Psst... We're working on the next generation of Chowhound! View >
HOME > Chowhound > General Topics >
Aug 18, 2013 09:46 AM

Spanish Boquerones....

I love all forms of fish, including anchovies, sardines, and on occasions, Ventresca tuna by Flott or Ortiz. Had never even heard of Boquerones until a few months ago. I know they're supposed to be milder and less salty than anchovies. Would like to hear more about them. Are they special in taste? Any particular brand to look for? Suggestions on how to serve them would be appreciated.

  1. Click to Upload a photo (10 MB limit)
  1. Boquerones are fresh anchovies marinated first in salt, then wine or sherry vinegar, or both salt and vinegar at the same time, which turns them white. They are fantastic. A nice, light fish taste in a mild tangy vinegar, with a small amount of parsley and chopped garlic. Sometimes with olive oil, which I think makes them even better.

    I like them on thin slices of baguette, toasted or not. Also with some roasted bell pepper is very good (I like the orange ones best when roasted.) Or chopped ripe tomato. I also chop up a few into 1/2" pieces and throw on top of a Caesar salad. They are sometimes served with olives and capers.

    I once made them with linguine and sauteed yellow bell pepper, capers, and garlic. The Boquerones were tossed with the sauteed mix, chopped fresh parsley, and fried bread crumbs. I think this was the recipe.

    They are usually served with beer due to the acidity which doesn't work well with wine.

    I don't remember any brand names, but I have never had a bad one. A few years ago I made them myself. A bit time consuming, and the cleaning the anchovies is a bit of work, but a lot cheaper than buying pre-made, and tastier since I used high quality olive oil, sherry vinegar, fresh cracked black pepper, and tons of garlic and parsley. I just started craving them and I think I will have to get some, or make a batch from scratch.

    3 Replies
    1. re: JMF

      I did see a recipe for making your own, but have no source for "fresh" ones, (even on the NC coast). Would like to know... How pickled do they taste?

      1. re: Phoebe

        Slightly pickled. Not extremely heavy.

      2. re: JMF

        JMF nails it. They are good with roasted red peppers, but I especially like them on bread with roasted pepper and goat cheese. There is something about their tang and brine that makes it work.

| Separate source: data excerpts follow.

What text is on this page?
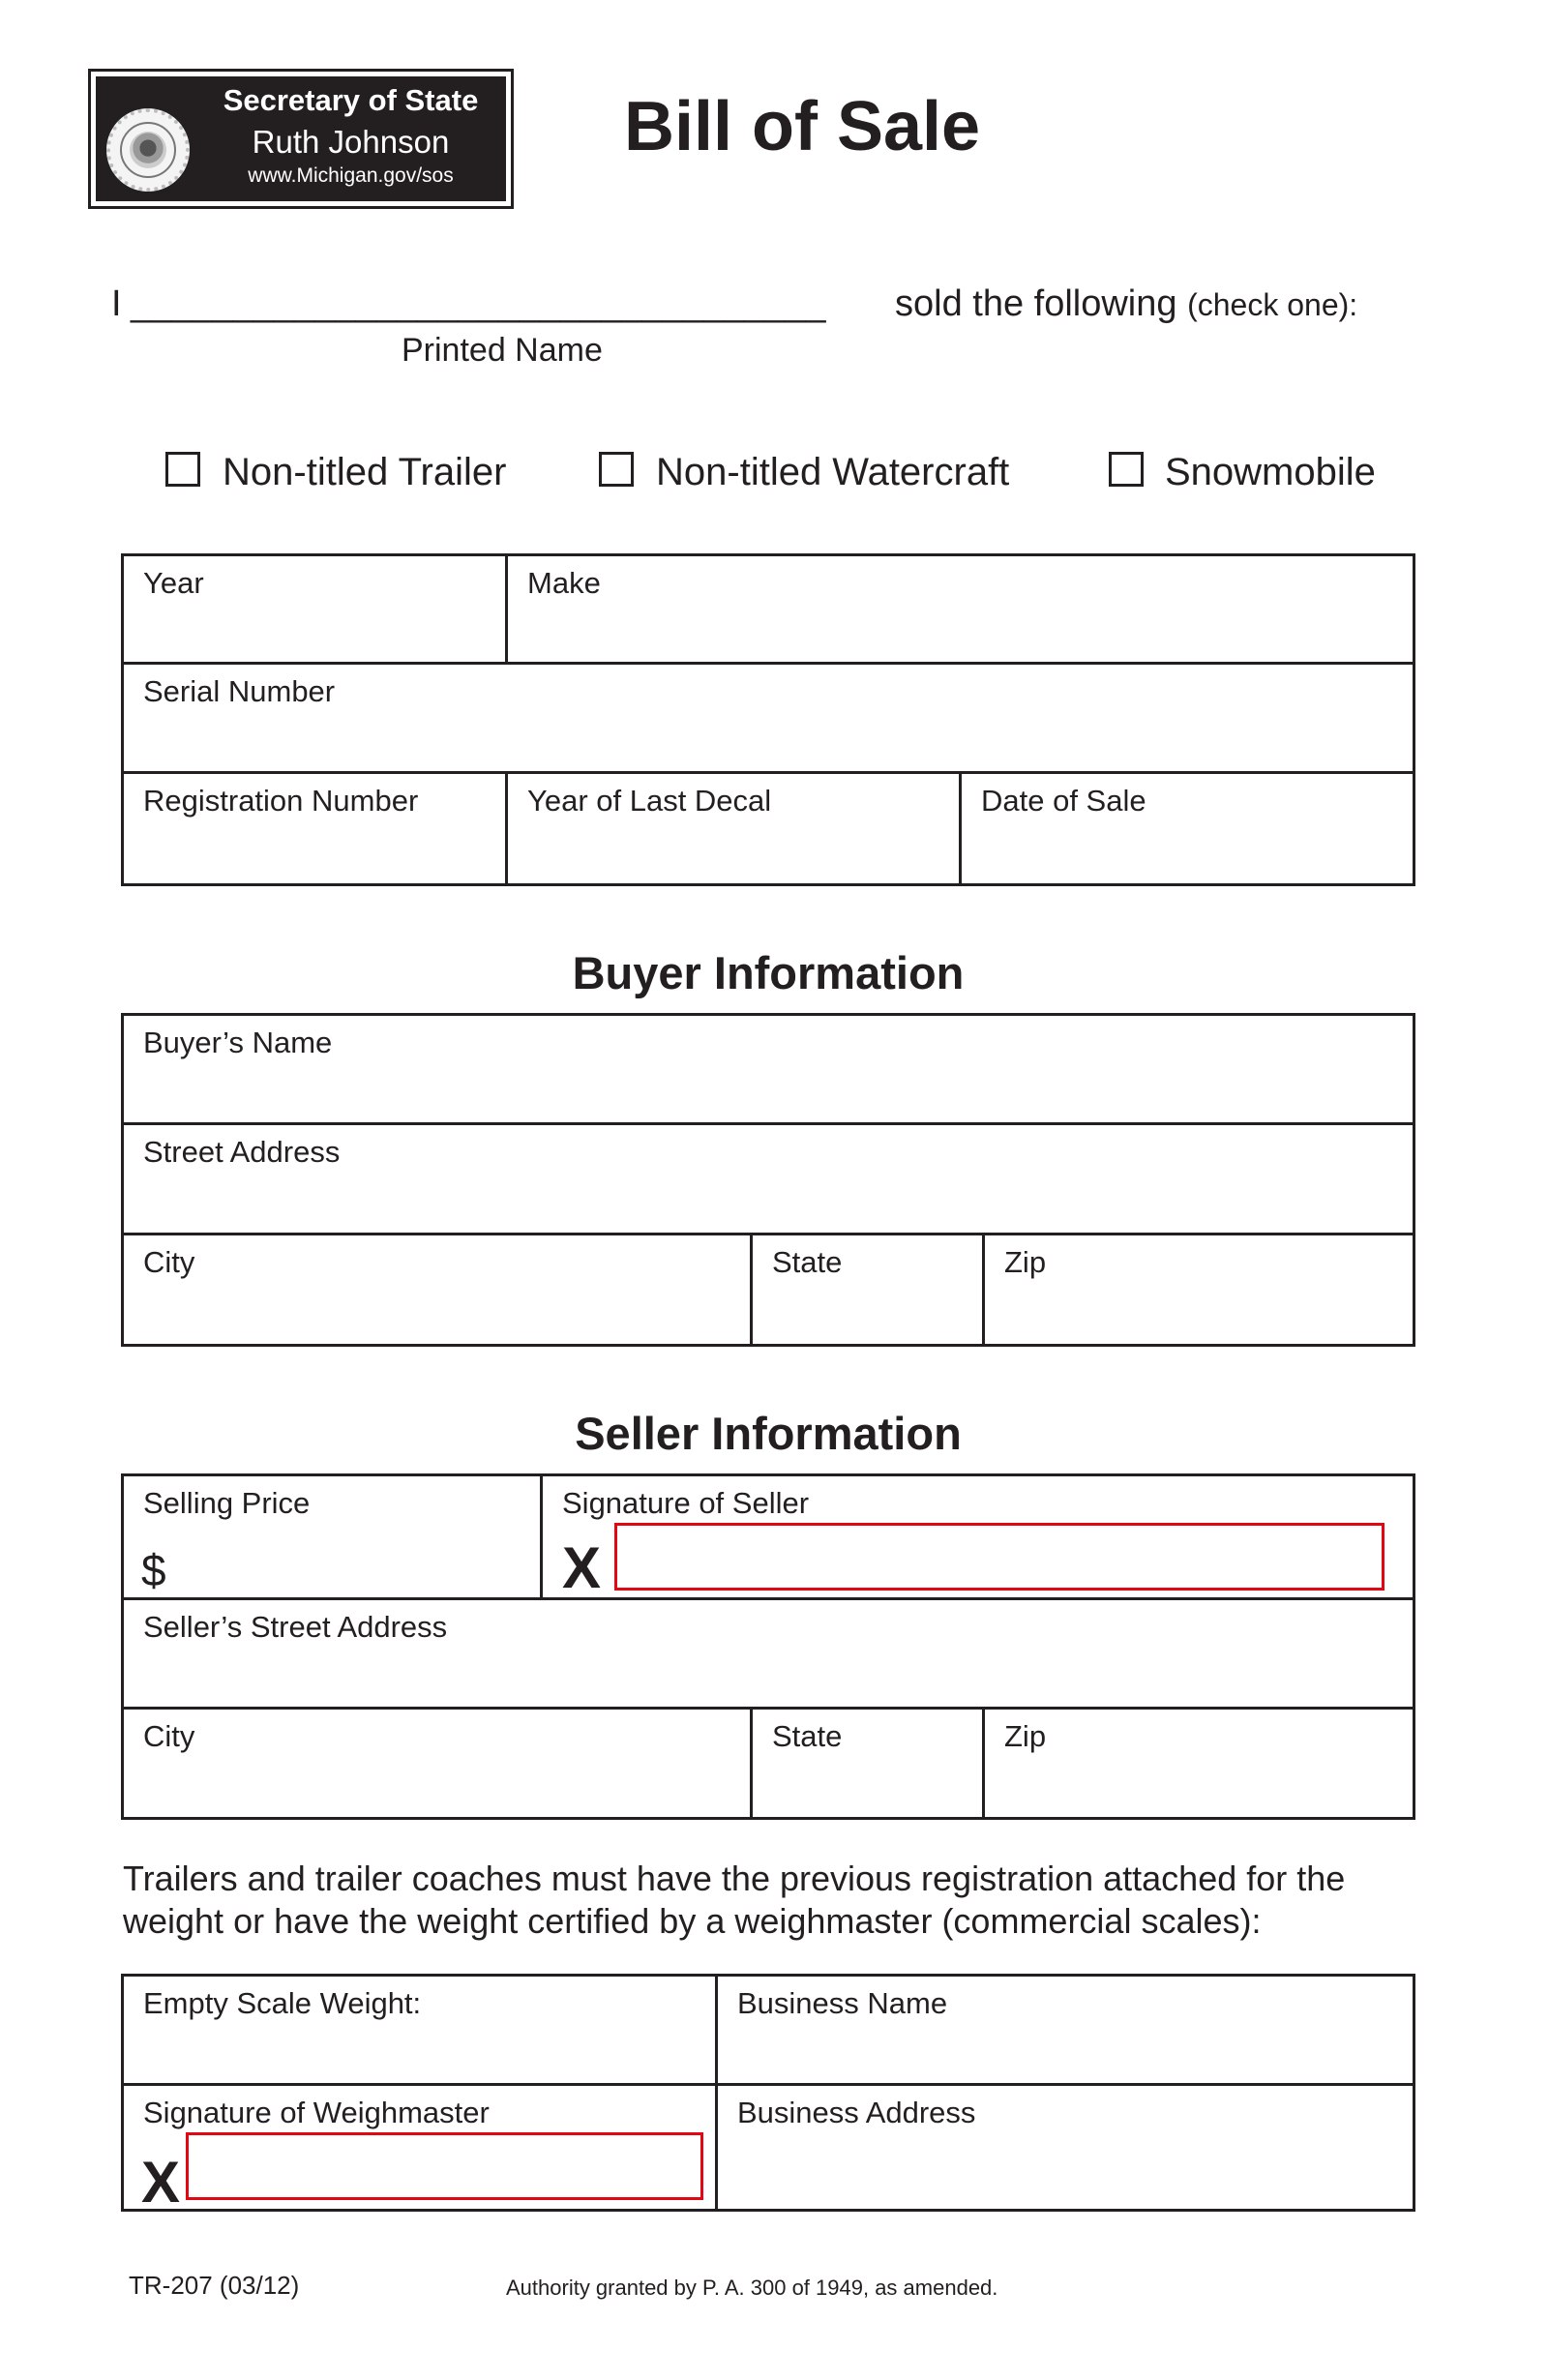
Secretary of State
Ruth Johnson
www.Michigan.gov/sos
Bill of Sale
I __________________________________ sold the following (check one):
Printed Name
Non-titled Trailer	Non-titled Watercraft	Snowmobile
Year	Make
Serial Number
Registration Number	Year of Last Decal	Date of Sale
Buyer Information
Buyer’s Name
Street Address
City	State	Zip
Seller Information
Selling Price
$
Signature of Seller
X
Seller’s Street Address
City	State	Zip
Trailers and trailer coaches must have the previous registration attached for the weight or have the weight certified by a weighmaster (commercial scales):
Empty Scale Weight:	Business Name
Signature of Weighmaster
X
Business Address
TR-207 (03/12)	Authority granted by P. A. 300 of 1949, as amended.
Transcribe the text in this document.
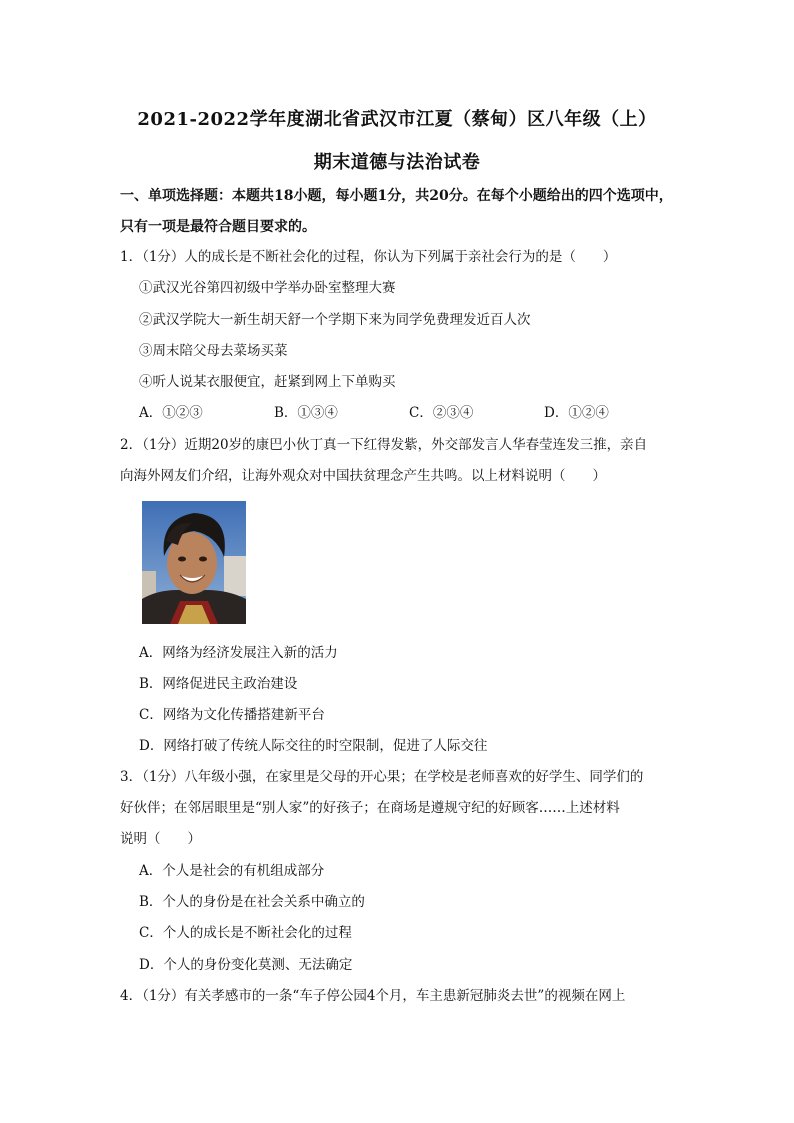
2021-2022学年度湖北省武汉市江夏（蔡甸）区八年级（上）
期末道德与法治试卷
一、单项选择题：本题共18小题，每小题1分，共20分。在每个小题给出的四个选项中，
只有一项是最符合题目要求的。
1．（1分）人的成长是不断社会化的过程，你认为下列属于亲社会行为的是（　　）
①武汉光谷第四初级中学举办卧室整理大赛
②武汉学院大一新生胡天舒一个学期下来为同学免费理发近百人次
③周末陪父母去菜场买菜
④听人说某衣服便宜，赶紧到网上下单购买
A．①②③	B．①③④	C．②③④	D．①②④
2．（1分）近期20岁的康巴小伙丁真一下红得发紫，外交部发言人华春莹连发三推，亲自
向海外网友们介绍，让海外观众对中国扶贫理念产生共鸣。以上材料说明（　　）
A．网络为经济发展注入新的活力
B．网络促进民主政治建设
C．网络为文化传播搭建新平台
D．网络打破了传统人际交往的时空限制，促进了人际交往
3．（1分）八年级小强，在家里是父母的开心果；在学校是老师喜欢的好学生、同学们的
好伙伴；在邻居眼里是“别人家”的好孩子；在商场是遵规守纪的好顾客……上述材料
说明（　　）
A．个人是社会的有机组成部分
B．个人的身份是在社会关系中确立的
C．个人的成长是不断社会化的过程
D．个人的身份变化莫测、无法确定
4．（1分）有关孝感市的一条“车子停公园4个月，车主患新冠肺炎去世”的视频在网上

      3. Yes to all that JMF said, rarely seen in small cans, jars etc. Usually gourmet stores sell by weight from large containers. We used to buy them in a 2x2 kilo size.
        Found them not to work when cooked, as on a pizza but just eat them on a fork and they are indeed stellar, the Italian version is called alici and l cannot tell the difference between them and boquerones

        2 Replies
        1. re: Delucacheesemonger

          I've only seen them a few times bulk. I see them in high end supermarkets deli's and Italian deli's in small, 4 oz. clear plastic, vacuum packed containers.

          I also agree that they don't work cooked. But tossed into a salad, pasta, etc. or as a garnish for a dish. I think they go very well with hot or room temp. boiled potatoes as a side dish. I've had them on slices of boiled new potato instead of bread. Tasty.

          1. re: Delucacheesemonger

            Whole Foods sells them (at least some locations do) in a flat package of about 30 anchovies vacuum sealed with a little liquid in it for about $15. I've found them in the little refrigerated section which contains the lox trimmings and preserved white fish.

          2. They are much more mild and less "fishy" tasting. In spain i often had them served just ontop of toast as an app, was awesome with either cava or the local fizzy hard cider.

            1. Pickled fresh "white" anchovies are popular all over the Mediterranean. I've had delicious ones in Italy, Greece, and Turkey, as well as in Spain.

              For you serious anchovy fans, there's a traditional Spanish tapa called Plato Matrimonio, which is nothing more (nor less) than an artful arrangement of white (pickled) and black (salt-cured) anchovies. It's quite common in Spain, but here in Boston only one of the better Spanish restaurants offers it (though they all have boquerones).

              As for serving, I prefer them "straight up," so to speak, with bread on the side.